Since then, the PBGC and CBO have carefully studied the bill, and a few weeks ago they gave us their findings. Their reports about the committee bill aren't pretty. The PBGC tells us that the committee bill not only fails to reform the pension system, but it actually makes the pension crisis worse and increases PBGC deficit by billions of dollars.

Now we know the PBGC is a part of the Bush Administration, so this is information is from an agency friendly to you, Mr. Chairman. And of course, it is the PBGC that actually maintains the financial models on which our pension system relies, and it is the PBGC that actually runs the pension insurance program.

The Congressional Budget Office also released its analysis of the committee bill. Same story. The committee bill, according to the CBO, actually hastens PBGC's deficits. Here is a quote from the CBO study: "H.R. 2830 would increase PBGC's 10-year net costs by $9 billion, or by about 14 percent compared with what it would be under current policy."

The bottom line of these two studies is this: this committee voted last spring to actually worsen - not improve - pension underfunding and the PBGC's staggering deficits.

Mr. Chairman, given these facts, I think that it would be the responsible thing to reconsider the pension bill, taking into account the facts provided by the PBGC and CBO. Let's get pension reform right. We've already lost precious time since our side issued warnings over three years ago that reform was urgent.
Now, as we predicted, more airlines are considering dumping their pensions because we didn't lift a finger to stop United. Pension terminations by Northwest and Delta - and perhaps Delphi - would further devastate the PBGC's finances.

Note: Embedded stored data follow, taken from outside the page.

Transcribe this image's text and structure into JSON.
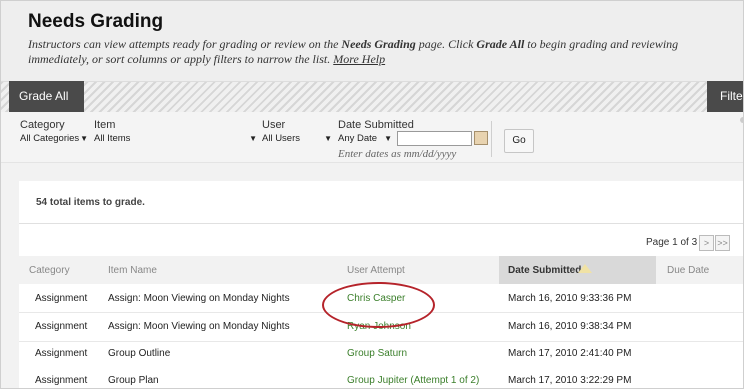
{
  "page": {
    "title": "Needs Grading",
    "description_parts": {
      "a": "Instructors can view attempts ready for grading or review on the ",
      "b": "Needs Grading",
      "c": " page. Click ",
      "d": "Grade All",
      "e": " to begin grading and reviewing immediately, or sort columns or apply filters to narrow the list. ",
      "help_link": "More Help"
    }
  },
  "actions": {
    "grade_all": "Grade All",
    "filter": "Filter"
  },
  "filters": {
    "category": {
      "label": "Category",
      "value": "All Categories"
    },
    "item": {
      "label": "Item",
      "value": "All Items"
    },
    "user": {
      "label": "User",
      "value": "All Users"
    },
    "date": {
      "label": "Date Submitted",
      "value": "Any Date",
      "hint": "Enter dates as mm/dd/yyyy",
      "input_value": ""
    },
    "go": "Go"
  },
  "summary": {
    "total": "54 total items to grade."
  },
  "pager": {
    "label": "Page 1 of 3",
    "next": ">",
    "last": ">>"
  },
  "table": {
    "headers": {
      "category": "Category",
      "item_name": "Item Name",
      "user_attempt": "User Attempt",
      "date_submitted": "Date Submitted",
      "due_date": "Due Date"
    },
    "rows": [
      {
        "category": "Assignment",
        "item": "Assign: Moon Viewing on Monday Nights",
        "user": "Chris Casper",
        "date": "March 16, 2010 9:33:36 PM"
      },
      {
        "category": "Assignment",
        "item": "Assign: Moon Viewing on Monday Nights",
        "user": "Ryan Johnson",
        "date": "March 16, 2010 9:38:34 PM"
      },
      {
        "category": "Assignment",
        "item": "Group Outline",
        "user": "Group Saturn",
        "date": "March 17, 2010 2:41:40 PM"
      },
      {
        "category": "Assignment",
        "item": "Group Plan",
        "user": "Group Jupiter (Attempt 1 of 2)",
        "date": "March 17, 2010 3:22:29 PM"
      }
    ]
  },
  "colors": {
    "link_green": "#3b7f2b",
    "annotation_red": "#b5232a",
    "dark_button": "#4a4a4a"
  },
  "icons": {
    "calendar": "calendar-icon",
    "sort": "sort-ascending-icon",
    "dropdown": "chevron-down-icon"
  }
}
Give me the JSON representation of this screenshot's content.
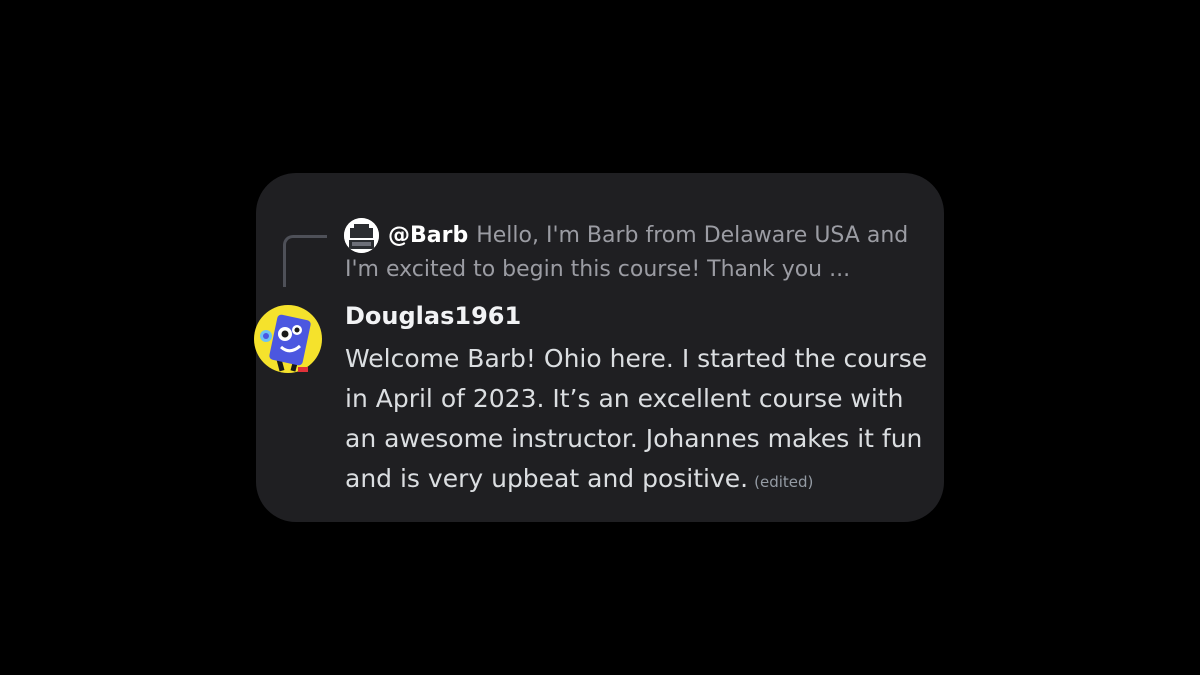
{
  "reply": {
    "author": "@Barb",
    "preview_line1": "Hello, I'm Barb from Delaware USA and",
    "preview_line2": "I'm excited to begin this course! Thank you ..."
  },
  "message": {
    "author": "Douglas1961",
    "lines": [
      "Welcome Barb! Ohio here. I started the course",
      "in April of 2023. It’s an excellent course with",
      "an awesome instructor. Johannes makes it fun",
      "and is very upbeat and positive."
    ],
    "edited_label": "(edited)"
  },
  "icons": {
    "reply_avatar": "reply-user-avatar-icon",
    "main_avatar": "blue-robot-avatar-icon"
  },
  "colors": {
    "background": "#000000",
    "card": "#1f1f22",
    "avatar_yellow": "#f5e22c",
    "robot_blue": "#4b57e0"
  }
}
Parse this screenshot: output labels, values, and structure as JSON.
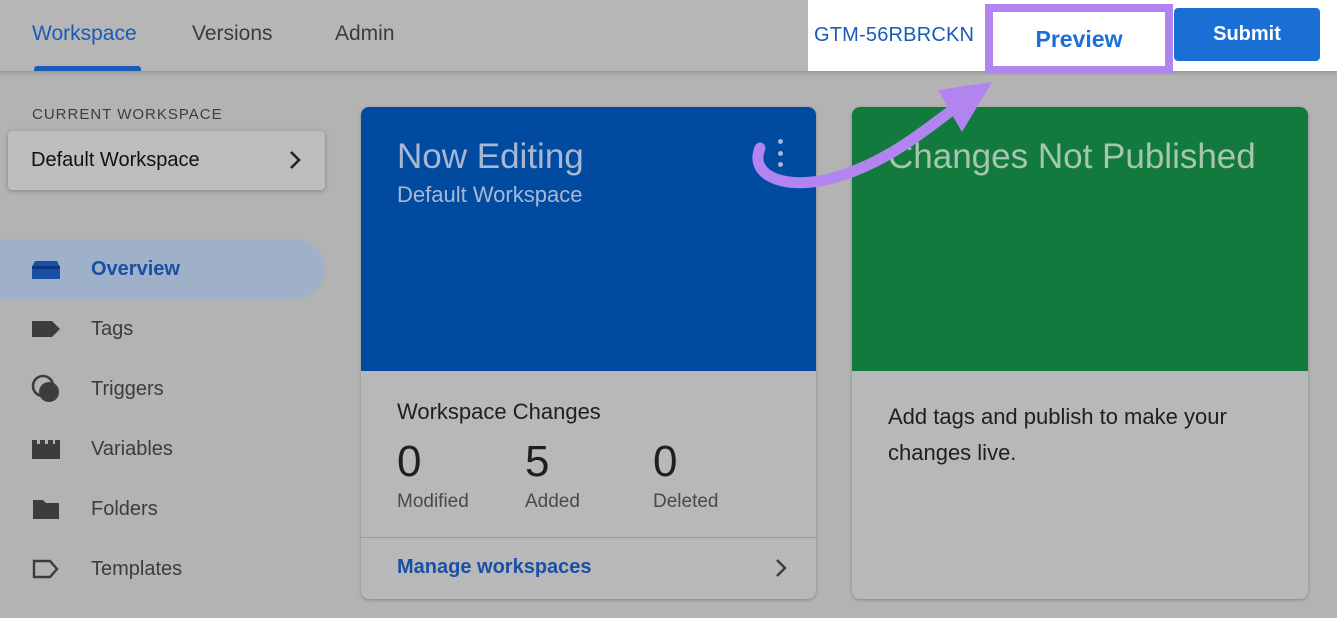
{
  "topbar": {
    "tabs": [
      {
        "label": "Workspace",
        "active": true
      },
      {
        "label": "Versions",
        "active": false
      },
      {
        "label": "Admin",
        "active": false
      }
    ],
    "container_id": "GTM-56RBRCKN",
    "preview_label": "Preview",
    "submit_label": "Submit"
  },
  "sidebar": {
    "current_workspace_label": "CURRENT WORKSPACE",
    "workspace_name": "Default Workspace",
    "items": [
      {
        "label": "Overview",
        "icon": "overview-icon",
        "active": true
      },
      {
        "label": "Tags",
        "icon": "tag-icon",
        "active": false
      },
      {
        "label": "Triggers",
        "icon": "trigger-icon",
        "active": false
      },
      {
        "label": "Variables",
        "icon": "variables-icon",
        "active": false
      },
      {
        "label": "Folders",
        "icon": "folder-icon",
        "active": false
      },
      {
        "label": "Templates",
        "icon": "template-icon",
        "active": false
      }
    ]
  },
  "editing_card": {
    "title": "Now Editing",
    "subtitle": "Default Workspace",
    "changes_title": "Workspace Changes",
    "stats": [
      {
        "value": "0",
        "label": "Modified"
      },
      {
        "value": "5",
        "label": "Added"
      },
      {
        "value": "0",
        "label": "Deleted"
      }
    ],
    "manage_link": "Manage workspaces"
  },
  "publish_card": {
    "title": "Changes Not Published",
    "text": "Add tags and publish to make your changes live."
  },
  "colors": {
    "accent_blue": "#1a6fd6",
    "editing_card": "#004ba0",
    "publish_card": "#127a3d",
    "annotation": "#b284f0"
  }
}
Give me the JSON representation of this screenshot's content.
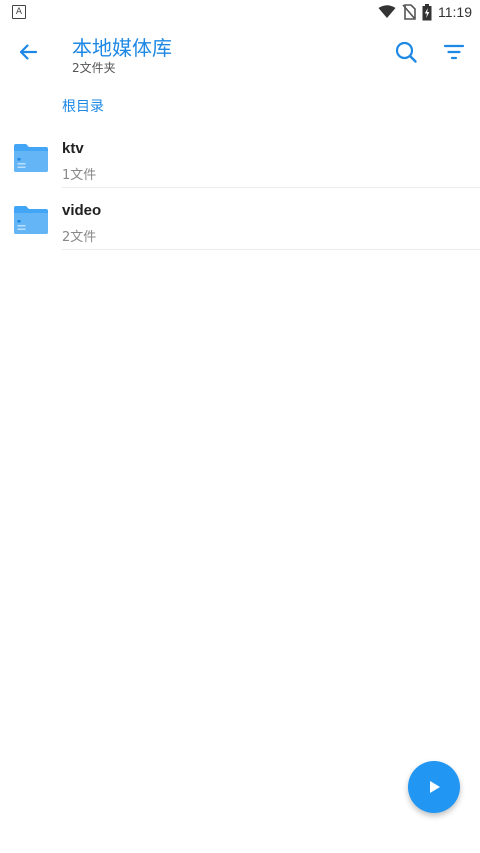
{
  "status_bar": {
    "left_badge": "A",
    "time": "11:19",
    "icons": [
      "wifi-icon",
      "no-sim-icon",
      "battery-charging-icon"
    ]
  },
  "app_bar": {
    "title": "本地媒体库",
    "subtitle": "2文件夹",
    "back_icon": "arrow-left-icon",
    "search_icon": "search-icon",
    "filter_icon": "filter-icon"
  },
  "breadcrumb": {
    "root_label": "根目录"
  },
  "folders": [
    {
      "name": "ktv",
      "count": "1文件",
      "icon": "folder-icon"
    },
    {
      "name": "video",
      "count": "2文件",
      "icon": "folder-icon"
    }
  ],
  "fab": {
    "icon": "play-icon"
  },
  "colors": {
    "accent": "#1e88e5",
    "fab": "#2196f3",
    "folder": "#42a5f5"
  }
}
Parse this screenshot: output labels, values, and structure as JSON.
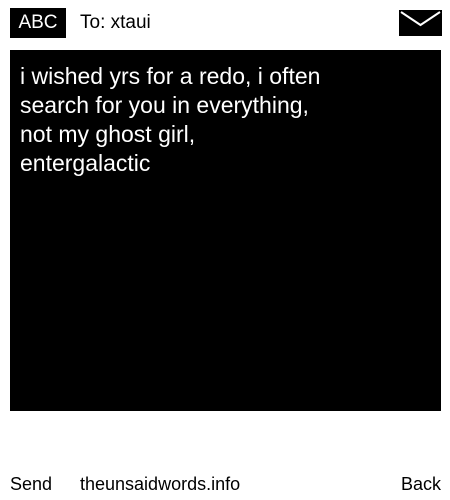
{
  "header": {
    "badge_label": "ABC",
    "recipient_label": "To: xtaui",
    "icon": "envelope-icon"
  },
  "message": {
    "text": "i wished yrs for a redo, i often\nsearch for you in everything,\nnot my ghost girl,\nentergalactic"
  },
  "footer": {
    "send_label": "Send",
    "site_label": "theunsaidwords.info",
    "back_label": "Back"
  },
  "colors": {
    "background": "#ffffff",
    "message_background": "#000000",
    "message_text": "#ffffff",
    "text": "#000000"
  }
}
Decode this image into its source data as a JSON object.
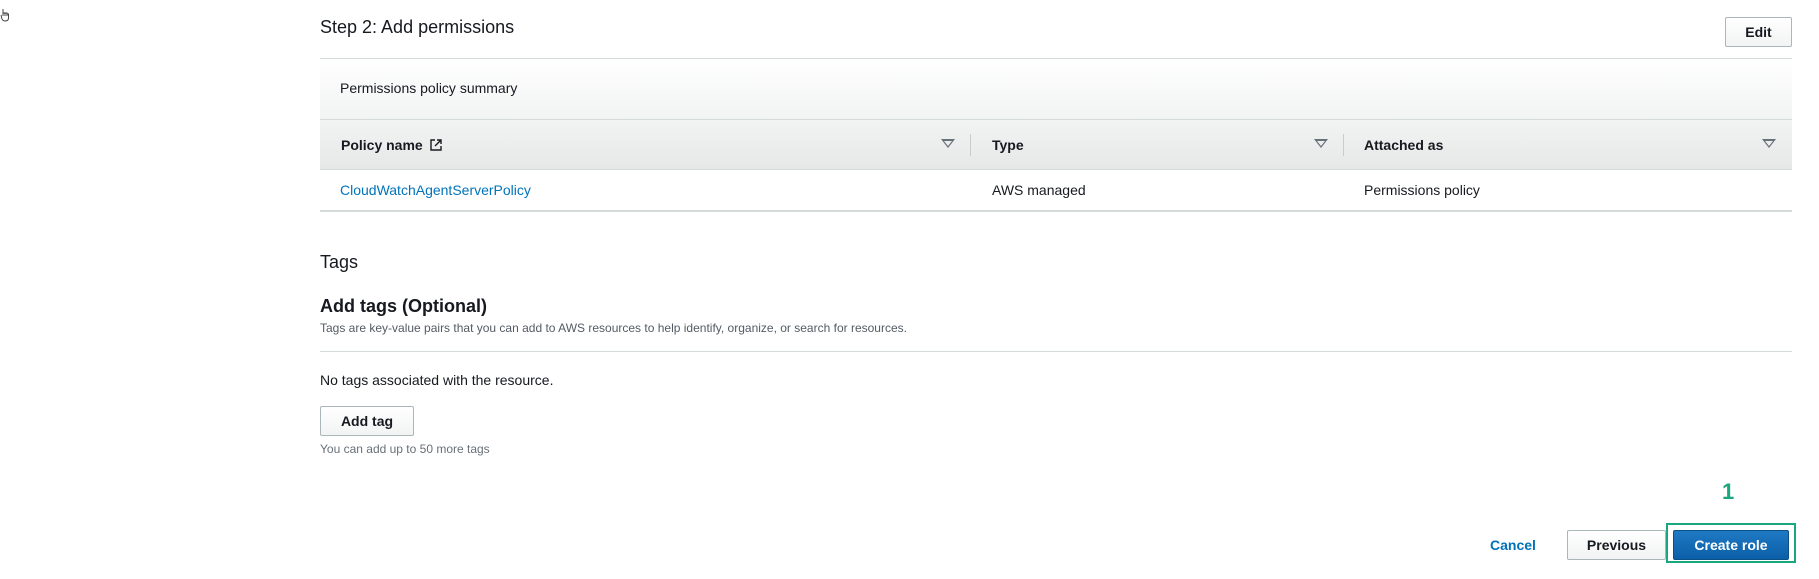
{
  "step": {
    "title": "Step 2: Add permissions",
    "edit_label": "Edit"
  },
  "permissions": {
    "panel_title": "Permissions policy summary",
    "columns": [
      "Policy name",
      "Type",
      "Attached as"
    ],
    "rows": [
      {
        "policy_name": "CloudWatchAgentServerPolicy",
        "type": "AWS managed",
        "attached_as": "Permissions policy"
      }
    ]
  },
  "tags": {
    "section_title": "Tags",
    "add_title": "Add tags (Optional)",
    "description": "Tags are key-value pairs that you can add to AWS resources to help identify, organize, or search for resources.",
    "empty_text": "No tags associated with the resource.",
    "add_tag_label": "Add tag",
    "limit_text": "You can add up to 50 more tags"
  },
  "footer": {
    "annotation_number": "1",
    "cancel_label": "Cancel",
    "previous_label": "Previous",
    "create_label": "Create role"
  },
  "icons": {
    "cursor": "hand-cursor-icon",
    "external_link": "external-link-icon",
    "sort": "sort-triangle-icon"
  },
  "colors": {
    "link": "#0073bb",
    "primary_button": "#0b5fa8",
    "annotation": "#1aa67f"
  }
}
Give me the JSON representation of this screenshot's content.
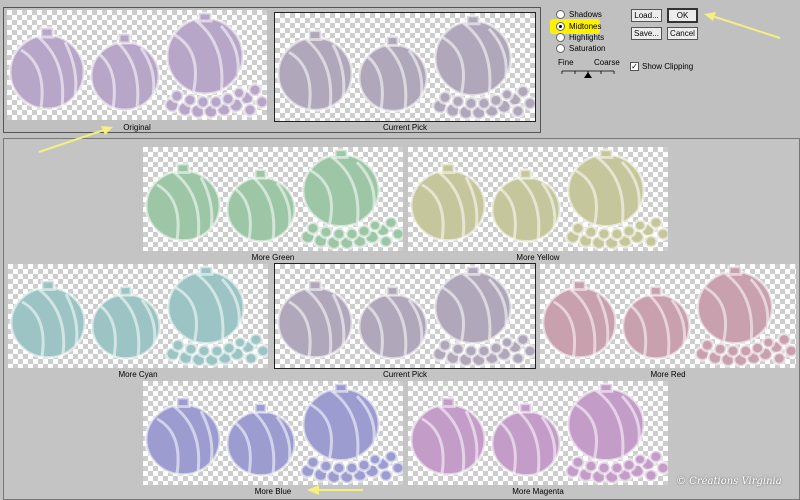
{
  "dialog": {
    "tonal_range": {
      "options": [
        {
          "label": "Shadows",
          "selected": false
        },
        {
          "label": "Midtones",
          "selected": true
        },
        {
          "label": "Highlights",
          "selected": false
        },
        {
          "label": "Saturation",
          "selected": false
        }
      ],
      "highlight_color": "#fff200"
    },
    "fine_coarse": {
      "fine_label": "Fine",
      "coarse_label": "Coarse"
    },
    "show_clipping": {
      "label": "Show Clipping",
      "checked": true
    },
    "buttons": {
      "load": "Load...",
      "save": "Save...",
      "ok": "OK",
      "cancel": "Cancel"
    }
  },
  "top_previews": {
    "original": "Original",
    "current_pick": "Current Pick"
  },
  "variations": {
    "more_green": "More Green",
    "more_yellow": "More Yellow",
    "more_cyan": "More Cyan",
    "current_pick": "Current Pick",
    "more_red": "More Red",
    "more_blue": "More Blue",
    "more_magenta": "More Magenta"
  },
  "tints": {
    "original": "#b8a6c8",
    "current_pick": "#b0a8ba",
    "more_green": "#9cc6a6",
    "more_yellow": "#c6c69c",
    "more_cyan": "#9cc4c4",
    "more_red": "#c8a0ae",
    "more_blue": "#9c9cd0",
    "more_magenta": "#c49cc8"
  },
  "watermark": "© Créations Virginia",
  "arrow_color": "#f4f080"
}
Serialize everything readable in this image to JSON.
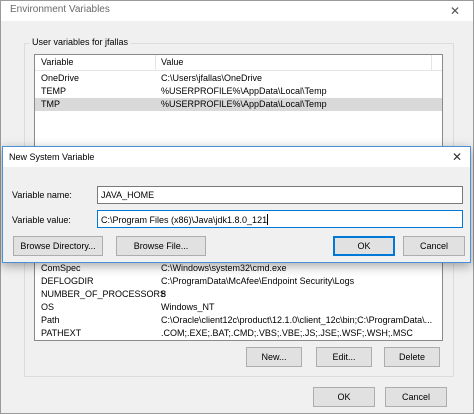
{
  "env_window": {
    "title": "Environment Variables",
    "close_glyph": "✕",
    "user_vars_label": "User variables for jfallas",
    "user_vars_columns": [
      "Variable",
      "Value"
    ],
    "user_vars_rows": [
      {
        "variable": "OneDrive",
        "value": "C:\\Users\\jfallas\\OneDrive"
      },
      {
        "variable": "TEMP",
        "value": "%USERPROFILE%\\AppData\\Local\\Temp"
      },
      {
        "variable": "TMP",
        "value": "%USERPROFILE%\\AppData\\Local\\Temp"
      }
    ],
    "user_vars_selected_index": 2,
    "system_vars_rows": [
      {
        "variable": "ComSpec",
        "value": "C:\\Windows\\system32\\cmd.exe"
      },
      {
        "variable": "DEFLOGDIR",
        "value": "C:\\ProgramData\\McAfee\\Endpoint Security\\Logs"
      },
      {
        "variable": "NUMBER_OF_PROCESSORS",
        "value": "8"
      },
      {
        "variable": "OS",
        "value": "Windows_NT"
      },
      {
        "variable": "Path",
        "value": "C:\\Oracle\\client12c\\product\\12.1.0\\client_12c\\bin;C:\\ProgramData\\..."
      },
      {
        "variable": "PATHEXT",
        "value": ".COM;.EXE;.BAT;.CMD;.VBS;.VBE;.JS;.JSE;.WSF;.WSH;.MSC"
      }
    ],
    "system_buttons": {
      "new": "New...",
      "edit": "Edit...",
      "delete": "Delete"
    },
    "footer_buttons": {
      "ok": "OK",
      "cancel": "Cancel"
    }
  },
  "dialog": {
    "title": "New System Variable",
    "close_glyph": "✕",
    "name_label": "Variable name:",
    "name_value": "JAVA_HOME",
    "value_label": "Variable value:",
    "value_value": "C:\\Program Files (x86)\\Java\\jdk1.8.0_121",
    "browse_directory": "Browse Directory...",
    "browse_file": "Browse File...",
    "ok": "OK",
    "cancel": "Cancel"
  },
  "colors": {
    "accent": "#0078d7",
    "window_bg": "#f0f0f0",
    "selected_row": "#d9d9d9"
  }
}
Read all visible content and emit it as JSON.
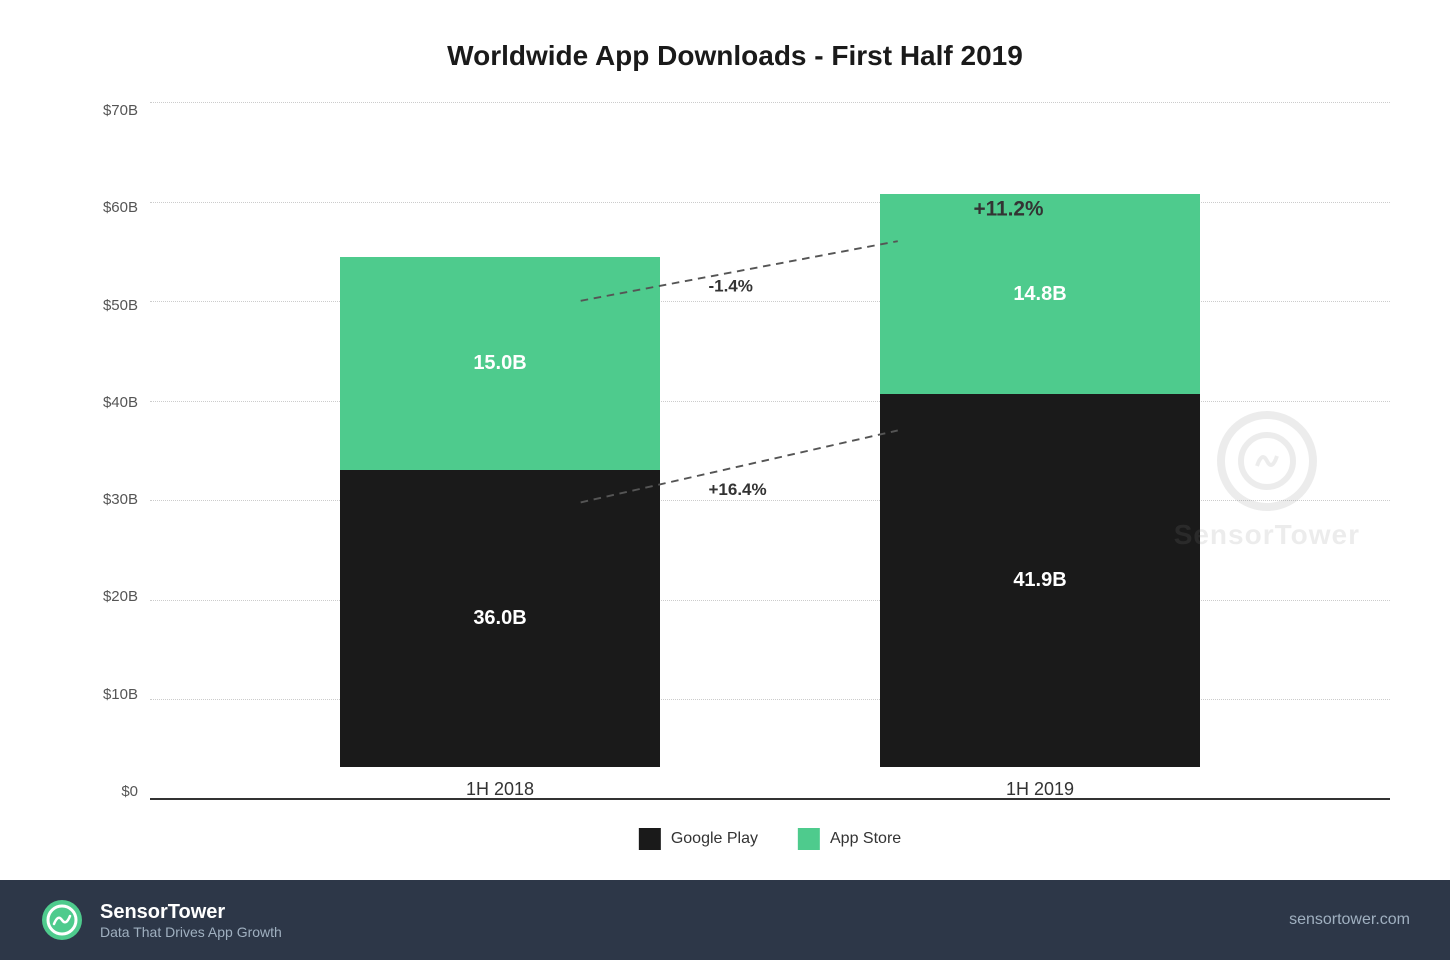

Today we're being asked to vote on a significant increase in PBGC premiums, with a new surcharge on bankrupt companies. The proposal is troubling because it is being driven not by a determination of how much of a premium hike is acceptable without driving companies out of the defined benefit system, but rather by your search for budget offsets to pay for tax cuts for the rich.

Last spring - in H.R. 2830 - less than $2 billion in premium increases were recommended. Now we're up to $6 billion because we have tax cuts to pay for. It is wrong to make these decisions based on budget schemes instead of sound pension policy.

I plan to reluctantly support this portion of reconciliation, but these premium increases will serve no purpose if we fail to pass real pension reform.

I hope we have an opportunity to fix H.R. 2830 before we ever see it on the floor. It doesn't reform the private pension system; it makes the crisis worse. It doesn't provide the disclosure to workers and the public that even the PBGC and the President support. It doesn't stop companies from dumping their pension plans onto taxpayers. And it doesn't protect older workers in cash balance conversions. We've offered proposals to do this the right way, but you've rejected them.

Mr. Chairman, let's get pension reform right. Millions of Americans are feeling jittery about their nest egg, with good reason. They're looking for us to take decisive action on their behalf to shore up private pensions. So far this committee hasn't done the job.